Reputation: 3891
New to scrapy and wondering if anyone can point me to a sample project using scrapy to submit to HTML forms that have hidden fields in cases where the action page of the form is not the same address as where the form itself is presented.
What is the easiest way to do this in Scrapy? I can see that you could write two spiders - one first to get the html with the form and pick out all the hidden fields and then a second one to use the info with the hidden fields to submit the form.
I am wondering if there is a 1-step process for this instead (the Scrapy request documentation seems to assume it's all on the same page when it says using FormRequest.from_response will take care of hidden fields). If so, can someone tell me where I can find the steps of the 1 step process?
Upvotes: 1
Views: 405
Reputation: 2594
FormRequest
extends the Request
object.
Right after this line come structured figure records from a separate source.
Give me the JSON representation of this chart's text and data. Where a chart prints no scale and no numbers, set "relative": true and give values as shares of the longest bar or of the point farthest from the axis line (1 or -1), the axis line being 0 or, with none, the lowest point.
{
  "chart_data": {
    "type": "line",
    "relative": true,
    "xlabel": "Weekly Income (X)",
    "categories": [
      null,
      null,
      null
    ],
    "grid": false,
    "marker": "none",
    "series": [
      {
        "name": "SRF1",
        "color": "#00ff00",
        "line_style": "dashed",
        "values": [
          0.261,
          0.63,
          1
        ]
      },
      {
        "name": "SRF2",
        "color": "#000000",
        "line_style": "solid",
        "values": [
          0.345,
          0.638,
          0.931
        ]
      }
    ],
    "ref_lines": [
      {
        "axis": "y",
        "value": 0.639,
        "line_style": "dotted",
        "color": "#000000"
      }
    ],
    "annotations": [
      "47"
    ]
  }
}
So you can get the formdata
inclusive the hidden values with FormRequest.from_response
and, if needed, change the url
after that.
Demo Pseudo Code:
class ExampleSpider(scrapy.Spider):
name = 'example.com'
start_urls = ['http://www.example.com/FormPage.php']
def parse(self, response):
request = scrapy.FormRequest.from_response(
response,
callback=self.parse_response_from_Form
)
request.replace(url='http://www.other-site.com/')
return request
def parse_response_from_Form(self, response):
# go on here...
pass
Upvotes: 1